Johto era diferente dessas regiões. Em Azalea, os Slowpoke eram reverenciados. As lendas locais falavam da habilidade do Pokémon de invocar chuva com seus bocejos. Eles eram considerados seres sagrados, chegava a ser um tabu machucar um Slowpoke, mesmo que de propósito. Por gerações, os Slowpoke viveram entre os habitantes da cidade, vagando pelas ruas, tomando sol no rio e fazendo suas casas nas cavernas do Poço do Slowpoke.
Para a Equipe Rocket, no entanto, eles não passavam de presas fáceis.
Sob o disfarce da empresa de tratamento de água Morning Dew, os agentes da Equipe Rocket se infiltraram em Azalea, cavando mais fundo no Poço Slowpoke do que qualquer um ousou antes. Os túneis do poço já foram um lugar silencioso e sagrado, mas agora estavam vivos com o zumbido das máquinas. Bem abaixo, a Equipe Rocket havia descoberto um aquífero subterrâneo repleto de Slowpoke e Slowbro, aproveitando para explorar as criaturas por seu precioso óleo e suas caudas. O processo estava acontecendo há meses — meses que se passaram em um borrão de exploração e crueldade muito antes de Langley chegar na semana anterior com Cassie e Chadwick.
Langley não conseguiu deixar de murmurar baixinho enquanto vagava mais fundo na caverna, as palavras amargas em sua garganta.
— Se eles são tão sagrados aqui nessa cidade por que não fazem nada para nos impedir de machucá-los?

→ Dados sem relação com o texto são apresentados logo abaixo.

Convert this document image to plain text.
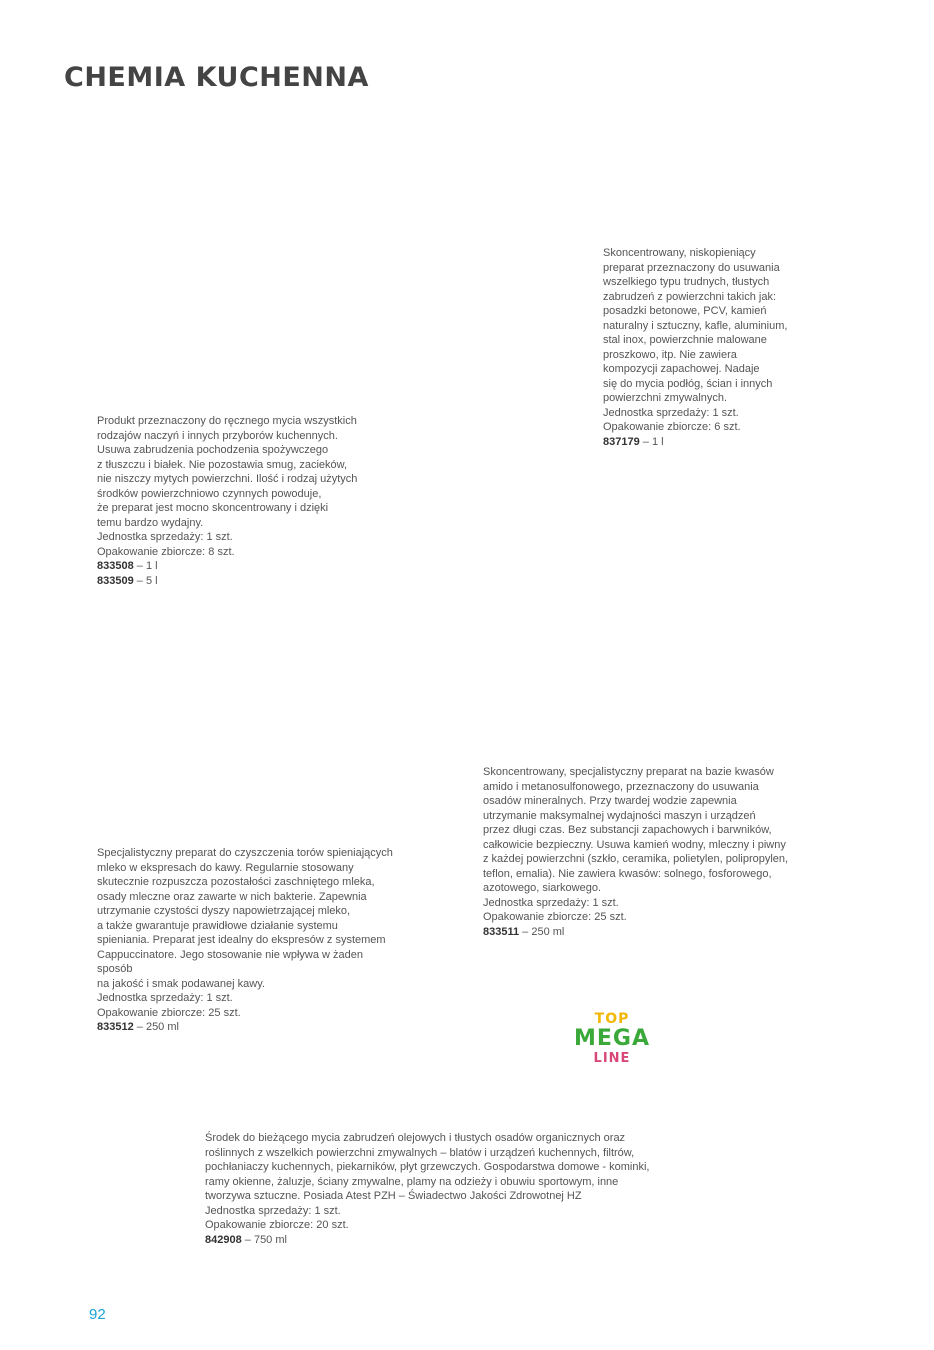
CHEMIA KUCHENNA
Produkt przeznaczony do ręcznego mycia wszystkich
rodzajów naczyń i innych przyborów kuchennych.
Usuwa zabrudzenia pochodzenia spożywczego
z tłuszczu i białek. Nie pozostawia smug, zacieków,
nie niszczy mytych powierzchni. Ilość i rodzaj użytych
środków powierzchniowo czynnych powoduje,
że preparat jest mocno skoncentrowany i dzięki
temu bardzo wydajny.
Jednostka sprzedaży: 1 szt.
Opakowanie zbiorcze: 8 szt.
833508 – 1 l
833509 – 5 l
Skoncentrowany, niskopieniący
preparat przeznaczony do usuwania
wszelkiego typu trudnych, tłustych
zabrudzeń z powierzchni takich jak:
posadzki betonowe, PCV, kamień
naturalny i sztuczny, kafle, aluminium,
stal inox, powierzchnie malowane
proszkowo, itp. Nie zawiera
kompozycji zapachowej. Nadaje
się do mycia podłóg, ścian i innych
powierzchni zmywalnych.
Jednostka sprzedaży: 1 szt.
Opakowanie zbiorcze: 6 szt.
837179 – 1 l
Specjalistyczny preparat do czyszczenia torów spieniających
mleko w ekspresach do kawy. Regularnie stosowany
skutecznie rozpuszcza pozostałości zaschniętego mleka,
osady mleczne oraz zawarte w nich bakterie. Zapewnia
utrzymanie czystości dyszy napowietrzającej mleko,
a także gwarantuje prawidłowe działanie systemu
spieniania. Preparat jest idealny do ekspresów z systemem
Cappuccinatore. Jego stosowanie nie wpływa w żaden
sposób
na jakość i smak podawanej kawy.
Jednostka sprzedaży: 1 szt.
Opakowanie zbiorcze: 25 szt.
833512 – 250 ml
Skoncentrowany, specjalistyczny preparat na bazie kwasów
amido i metanosulfonowego, przeznaczony do usuwania
osadów mineralnych. Przy twardej wodzie zapewnia
utrzymanie maksymalnej wydajności maszyn i urządzeń
przez długi czas. Bez substancji zapachowych i barwników,
całkowicie bezpieczny. Usuwa kamień wodny, mleczny i piwny
z każdej powierzchni (szkło, ceramika, polietylen, polipropylen,
teflon, emalia). Nie zawiera kwasów: solnego, fosforowego,
azotowego, siarkowego.
Jednostka sprzedaży: 1 szt.
Opakowanie zbiorcze: 25 szt.
833511 – 250 ml
Środek do bieżącego mycia zabrudzeń olejowych i tłustych osadów organicznych oraz
roślinnych z wszelkich powierzchni zmywalnych – blatów i urządzeń kuchennych, filtrów,
pochłaniaczy kuchennych, piekarników, płyt grzewczych. Gospodarstwa domowe - kominki,
ramy okienne, żaluzje, ściany zmywalne, plamy na odzieży i obuwiu sportowym, inne
tworzywa sztuczne. Posiada Atest PZH – Świadectwo Jakości Zdrowotnej HZ
Jednostka sprzedaży: 1 szt.
Opakowanie zbiorcze: 20 szt.
842908 – 750 ml
TOP
MEGA
LINE
92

Mas ele não esperou por uma resposta. Ele já havia feito essa pergunta muitas vezes. A resposta era clara: nada poderia parar a Equipe Rocket, nem mesmo a dita natureza sagrada dos Slowpoke.
A caverna ficou mais escura enquanto ele andava, o som de suas botas ecoando contra o chão de pedra molhado e irregular. Por fim, ele chegou ao coração da operação: um laboratório improvisado onde a Dra. Veronika e sua equipe estavam trabalhando duro. O equipamento era rudimentar, mas servia ao seu propósito. Os cientistas se moviam com precisão metódica, seu foco ininterrupto enquanto trabalhavam na próxima fase de seu experimento cruel.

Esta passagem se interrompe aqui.